His eyes quivered in their sockets. “I’ve always been open with you.”

“Then what about the vanishing that never happened? Was that you, Dean? Did you make that happen?”

“Make that happen?” he echoed, as if her words made no sense at all.

“You had a lapse of faith, didn’t you? A crisis during which you began to think that there was a rational explanation for the vanishings after all. Maybe you’d developed immunity to whatever was the strongest indoctrinal virus Grelier could offer you that week.”

“Be very, very careful, Rashmika. You’re useful to me, but you’re far from indispensable.”

She gathered her composure. “What I mean is, did you decide to test your faith? Did you arrange for an instrument package to be dropped into the face of Haldora, at the moment of a vanishing?”

His eyes became quite still, regarding her intently. “What do you think?”

“I think you sent something into Haldora—a machine, a probe of some kind. Perhaps some Ultras sold it to you. You hoped to glimpse something in there. What, I don’t know. Maybe something you’d already glimpsed years earlier, but which you didn’t want to admit to yourself.”

“Ridiculous.”

“But you succeeded,” she said. “The probe did something: it caused the vanishing to be prolonged. You threw a spanner in, Dean, and you got a reaction. The probe encountered something when the planet vanished. It made contact with whatever the planet was meant to conceal. And whatever it was had precious little to do with miracles.” He started to say something, tried to cut her off, but she forced herself to continue, speaking over him. “I have no idea whether the probe came back or not, but I do know that you’re still in contact with something. You opened a window, didn’t you?” Rashmika pointed at the welded metal suit, the one that had disturbed her so much on her first visit to the garret. “They’re in there, trapped within it.
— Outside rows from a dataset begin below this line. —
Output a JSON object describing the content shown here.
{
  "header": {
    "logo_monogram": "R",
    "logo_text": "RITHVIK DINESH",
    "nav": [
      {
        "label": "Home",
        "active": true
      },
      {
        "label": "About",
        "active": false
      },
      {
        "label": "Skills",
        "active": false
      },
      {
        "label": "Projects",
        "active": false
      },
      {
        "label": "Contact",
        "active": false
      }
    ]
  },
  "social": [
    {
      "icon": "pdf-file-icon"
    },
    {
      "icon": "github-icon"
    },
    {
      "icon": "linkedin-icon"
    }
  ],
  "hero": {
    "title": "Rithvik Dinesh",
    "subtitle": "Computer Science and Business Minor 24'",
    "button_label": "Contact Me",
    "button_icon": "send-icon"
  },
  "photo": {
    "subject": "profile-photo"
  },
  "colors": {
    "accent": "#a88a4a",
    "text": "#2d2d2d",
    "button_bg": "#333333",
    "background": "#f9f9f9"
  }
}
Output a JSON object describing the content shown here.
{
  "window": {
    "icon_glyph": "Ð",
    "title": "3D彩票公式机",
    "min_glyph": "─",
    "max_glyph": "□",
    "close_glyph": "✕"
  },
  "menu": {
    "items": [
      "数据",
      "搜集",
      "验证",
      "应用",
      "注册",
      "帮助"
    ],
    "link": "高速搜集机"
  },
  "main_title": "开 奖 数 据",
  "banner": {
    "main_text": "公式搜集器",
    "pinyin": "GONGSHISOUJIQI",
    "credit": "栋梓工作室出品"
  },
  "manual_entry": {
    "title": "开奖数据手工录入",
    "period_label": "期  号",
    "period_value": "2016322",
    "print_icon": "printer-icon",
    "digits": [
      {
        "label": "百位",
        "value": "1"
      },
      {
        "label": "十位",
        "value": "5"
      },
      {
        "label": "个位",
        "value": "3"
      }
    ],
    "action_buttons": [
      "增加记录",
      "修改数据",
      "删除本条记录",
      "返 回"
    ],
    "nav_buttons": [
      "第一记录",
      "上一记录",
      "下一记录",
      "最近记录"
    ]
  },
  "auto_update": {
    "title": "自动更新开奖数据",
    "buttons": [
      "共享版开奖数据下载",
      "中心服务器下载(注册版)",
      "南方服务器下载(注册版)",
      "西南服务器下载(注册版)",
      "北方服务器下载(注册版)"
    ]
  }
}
You made a prison of the same suit in which Morwenna died.”

“Why would I do that?” Quaiche asked.

“Because,” she said, “you don’t know if they’re demons or angels.”
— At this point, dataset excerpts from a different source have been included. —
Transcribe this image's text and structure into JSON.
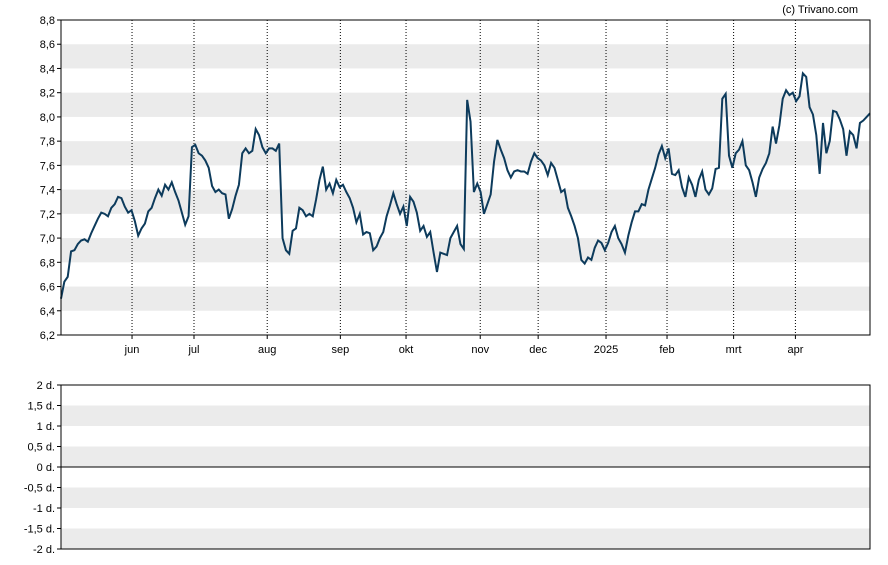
{
  "copyright": "(c) Trivano.com",
  "colors": {
    "line": "#0d3b5c",
    "band": "#ebebeb",
    "frame": "#000000",
    "vgrid": "#000000"
  },
  "chart_data": [
    {
      "type": "line",
      "title": "",
      "xlabel": "",
      "ylabel": "",
      "ylim": [
        6.2,
        8.8
      ],
      "yticks": [
        "8,8",
        "8,6",
        "8,4",
        "8,2",
        "8,0",
        "7,8",
        "7,6",
        "7,4",
        "7,2",
        "7,0",
        "6,8",
        "6,6",
        "6,4",
        "6,2"
      ],
      "xticks": [
        "jun",
        "jul",
        "aug",
        "sep",
        "okt",
        "nov",
        "dec",
        "2025",
        "feb",
        "mrt",
        "apr"
      ],
      "grid": "alternating horizontal bands, dotted vertical lines at month ticks",
      "series": [
        {
          "values": [
            6.5,
            6.64,
            6.68,
            6.89,
            6.9,
            6.95,
            6.98,
            6.99,
            6.97,
            7.04,
            7.1,
            7.16,
            7.21,
            7.2,
            7.18,
            7.25,
            7.28,
            7.34,
            7.33,
            7.26,
            7.21,
            7.23,
            7.14,
            7.02,
            7.08,
            7.12,
            7.22,
            7.25,
            7.33,
            7.4,
            7.35,
            7.44,
            7.4,
            7.46,
            7.38,
            7.31,
            7.21,
            7.11,
            7.18,
            7.75,
            7.77,
            7.7,
            7.68,
            7.64,
            7.58,
            7.43,
            7.38,
            7.4,
            7.37,
            7.36,
            7.16,
            7.24,
            7.35,
            7.44,
            7.7,
            7.74,
            7.7,
            7.72,
            7.9,
            7.85,
            7.75,
            7.7,
            7.74,
            7.74,
            7.72,
            7.78,
            7.0,
            6.9,
            6.87,
            7.06,
            7.08,
            7.25,
            7.23,
            7.18,
            7.2,
            7.18,
            7.32,
            7.48,
            7.59,
            7.4,
            7.45,
            7.37,
            7.48,
            7.42,
            7.44,
            7.38,
            7.33,
            7.25,
            7.13,
            7.2,
            7.03,
            7.05,
            7.04,
            6.9,
            6.93,
            7.0,
            7.05,
            7.18,
            7.27,
            7.37,
            7.28,
            7.2,
            7.26,
            7.1,
            7.34,
            7.3,
            7.21,
            7.06,
            7.1,
            7.01,
            7.05,
            6.88,
            6.72,
            6.88,
            6.87,
            6.86,
            7.0,
            7.05,
            7.1,
            6.95,
            6.91,
            8.14,
            7.96,
            7.38,
            7.45,
            7.38,
            7.2,
            7.28,
            7.36,
            7.63,
            7.81,
            7.73,
            7.66,
            7.56,
            7.5,
            7.55,
            7.56,
            7.55,
            7.55,
            7.53,
            7.63,
            7.7,
            7.66,
            7.64,
            7.6,
            7.52,
            7.62,
            7.58,
            7.48,
            7.38,
            7.4,
            7.25,
            7.18,
            7.1,
            7.0,
            6.82,
            6.79,
            6.84,
            6.82,
            6.92,
            6.98,
            6.96,
            6.9,
            6.96,
            7.05,
            7.1,
            7.0,
            6.95,
            6.88,
            7.02,
            7.13,
            7.22,
            7.22,
            7.28,
            7.27,
            7.4,
            7.49,
            7.58,
            7.69,
            7.76,
            7.66,
            7.74,
            7.53,
            7.52,
            7.56,
            7.42,
            7.34,
            7.5,
            7.44,
            7.34,
            7.48,
            7.55,
            7.4,
            7.36,
            7.41,
            7.57,
            7.58,
            8.15,
            8.19,
            7.68,
            7.58,
            7.7,
            7.73,
            7.8,
            7.6,
            7.56,
            7.46,
            7.34,
            7.5,
            7.57,
            7.62,
            7.7,
            7.92,
            7.78,
            7.93,
            8.15,
            8.22,
            8.18,
            8.2,
            8.13,
            8.17,
            8.36,
            8.33,
            8.08,
            8.02,
            7.85,
            7.53,
            7.95,
            7.7,
            7.8,
            8.05,
            8.04,
            7.98,
            7.9,
            7.68,
            7.88,
            7.85,
            7.74,
            7.95,
            7.97,
            8.0,
            8.03
          ]
        }
      ]
    },
    {
      "type": "line",
      "title": "",
      "ylim": [
        -2,
        2
      ],
      "yticks": [
        "2 d.",
        "1,5 d.",
        "1 d.",
        "0,5 d.",
        "0 d.",
        "-0,5 d.",
        "-1 d.",
        "-1,5 d.",
        "-2 d."
      ],
      "grid": "alternating horizontal bands",
      "series": [
        {
          "values": [
            0,
            0
          ]
        }
      ]
    }
  ]
}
“And you do know, I take it?”

“I think they might be both,” she said.

Hela Orbit, 2727

Scorpio whisked back a heavy metal shutter, revealing a tiny oval porthole. The scuffed and scratched glass was as thick and dark as burned sugar. He pushed himself away from the window.

“You’ll have to take turns,” he said.

They were in a zero-gravity section of the Infinity. It was the only way to view the engines while the ship was in orbit, since the rotating sections of the ship that provided artificial gravity were set too deeply back into the hull to permit observation of the engines. Had the engines themselves been pushed up to their usual one-gee of thrust—providing the illusion of gravity by another means throughout the entire ship—the orbit around Hela could not have been sustained.